Workers at nonprofit Baker perform light industrial work: packaging, assembling, kitting, shrink-wrapping, and mailing for over 80 companies across the Philadelphia region. The work is performed by traditionally hard-to-employ adults at either Baker’s airy, modern, refurbished factory in Kensington or at its second site in Malvern. Before the pandemic, Baker staffed up about 100 people. Now, the company employs only about 55.

“Many of our employees couldn’t come back because of fears of the virus, or they lacked child care, or because of the generosity of unemployment benefits,” said Dan Porter, Baker’s sales and marketing manager.

So Baker is looking to bring more employees on board. Its long-term goal remains the same: Train its workers in the $8-an-hour entry-level job long enough that they can move on to higher-paying jobs, at Baker or at for-profits elsewhere.

While the pandemic badly hurt some of Baker’s customers — such as the promotional-products and small-gift manufacturers for conventions and trade shows — “others are going gangbusters,” said Baker’s president, Rich Bevan. Crazy Aaron’s, for example, which is producing kids’ putty and other toys, Bevan said. Still others, such as those that produce industrial umbrellas for utility workers doing outside repairs, never stopped manufacturing.

Because so many manufacturers around the country have closed for good, Baker Industries is receiving orders from new customers as far away as the West Coast. “We are getting calls from around the country from customers whose suppliers are no longer operating,” Bevan said. “We are filling that gap.”

“We were big enough to stay alive, and now we’re short-staffed,” Bevan said.

His workers are trained in job readiness, goal-setting, managing change, interviewing skills, how to manage conflict in the workplace, and introduced to art and photography through fun activities like staging plays and creating displays around the factory floor.

“I love this place and this job,” said Marilyn Perez, 36, a North Philadelphia resident who came to Baker from a halfway house. “You don’t feel judged.”

Kalil Brown, who once wore an ankle monitor, came to Baker earlier this year after his probation officer reached out to the company on his behalf. He now handles all of Baker’s shipping and receiving.

“I’m trying to get more people to come work here,” said the Germantown native, 26, while he oversaw the packaging of face masks and sanitary kits.

“It’s a good environment for getting back on track and training to go to a higher-paying job."

Lisette Morales, 53, who lives in Lafayette Hill, once worked in steamship logistics. Then she hit a bad spell and wound up incarcerated. Three years ago, she was hired at Baker as an administrator and is now the company’s manager of operations.

“I’ve lived this and I know the stories [of fellow employees]; I get emotional just thinking about it,” Morales said, with tears in her eyes and a laugh behind her face mask.

There are limits on hiring at Baker, she said: Those with assault, weapons, or child-abuse charges are not eligible for employment there.

Baker Industries was founded by Charles and Louise “Weezie” Baker, who are now in their 90s, to employ their adult son Justin, who had intellectual disabilities.

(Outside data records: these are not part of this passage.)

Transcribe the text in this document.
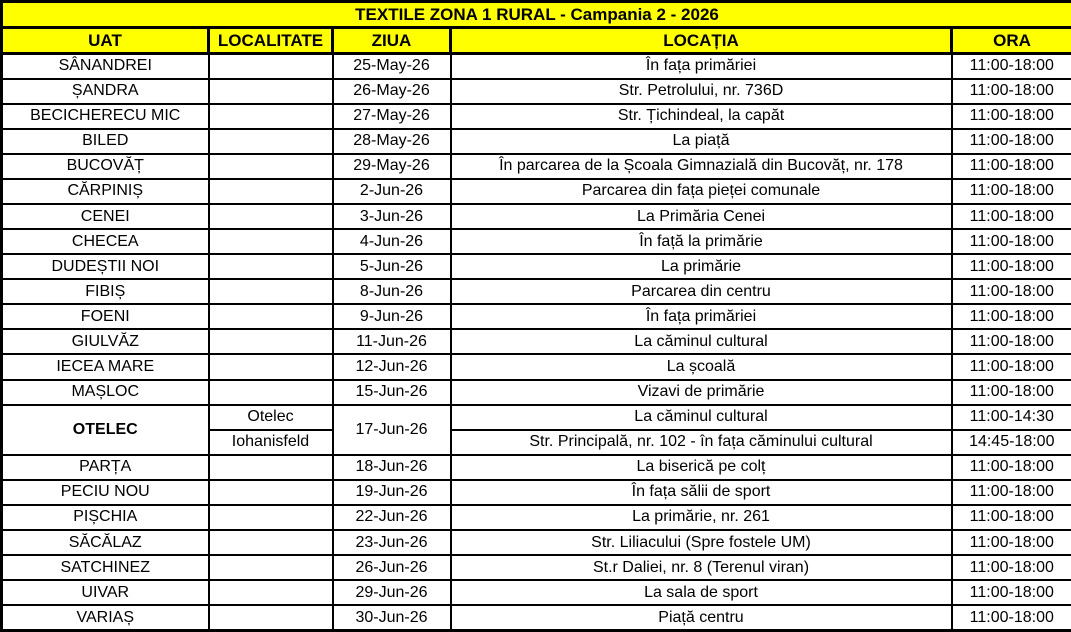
TEXTILE ZONA 1 RURAL - Campania 2 - 2026				
UAT	LOCALITATE	ZIUA	LOCAȚIA	ORA
SÂNANDREI		25-May-26	În fața primăriei	11:00-18:00
ȘANDRA		26-May-26	Str. Petrolului, nr. 736D	11:00-18:00
BECICHERECU MIC		27-May-26	Str. Țichindeal, la capăt	11:00-18:00
BILED		28-May-26	La piață	11:00-18:00
BUCOVĂȚ		29-May-26	În parcarea de la Școala Gimnazială din Bucovăț, nr. 178	11:00-18:00
CĂRPINIȘ		2-Jun-26	Parcarea din fața pieței comunale	11:00-18:00
CENEI		3-Jun-26	La Primăria Cenei	11:00-18:00
CHECEA		4-Jun-26	În față la primărie	11:00-18:00
DUDEȘTII NOI		5-Jun-26	La primărie	11:00-18:00
FIBIȘ		8-Jun-26	Parcarea din centru	11:00-18:00
FOENI		9-Jun-26	În fața primăriei	11:00-18:00
GIULVĂZ		11-Jun-26	La căminul cultural	11:00-18:00
IECEA MARE		12-Jun-26	La școală	11:00-18:00
MAȘLOC		15-Jun-26	Vizavi de primărie	11:00-18:00
OTELEC	Otelec	17-Jun-26	La căminul cultural	11:00-14:30
	Iohanisfeld		Str. Principală, nr. 102 - în fața căminului cultural	14:45-18:00
PARȚA		18-Jun-26	La biserică pe colț	11:00-18:00
PECIU NOU		19-Jun-26	În fața sălii de sport	11:00-18:00
PIȘCHIA		22-Jun-26	La primărie, nr. 261	11:00-18:00
SĂCĂLAZ		23-Jun-26	Str. Liliacului (Spre fostele UM)	11:00-18:00
SATCHINEZ		26-Jun-26	St.r Daliei, nr. 8 (Terenul viran)	11:00-18:00
UIVAR		29-Jun-26	La sala de sport	11:00-18:00
VARIAȘ		30-Jun-26	Piață centru	11:00-18:00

In 1980, the Bakers opened a small direct-mail business in their garage that could provide jobs for Justin and other adults with disabilities.

They were pioneers in what’s now a trend of parents starting businesses to employ their adult disabled children who, after aging out of the education system, are unable to find work in a mainstream setting. Other such local employers include businesses like New Avenue Cafe in Havertown and Classic Rock auto detailing in Richland.

At Baker, employees participate in workshops, coaching, and training designed to help increase their career potential. In both 2018 and 2019, 25 to 35 employees annually moved on from Baker to higher-paying, living-wage jobs in the mainstream economy. “That’s important, because we want them to make $15 an hour,” Bevan said.

Baker’s landlord, Shift Capital, is also an unusual one. Shift bought and renovated the Kensington space at 3630 I Street, and also leases space in the area to Goodwill, which runs a similar return-to-citizenship program.

Shift Capital is what’s known as a “social impact” investor, with the double bottom line of doing well while doing good.

“The more aligned organizations we work with, the better,” said Jeff Kahn, a Shift Capital partner.

“Jeff was instrumental in Baker locating in this property,” said Bevan of the Kensington site. “They encouraged us to sell our old building and lease this new space, which has worked out beautifully.”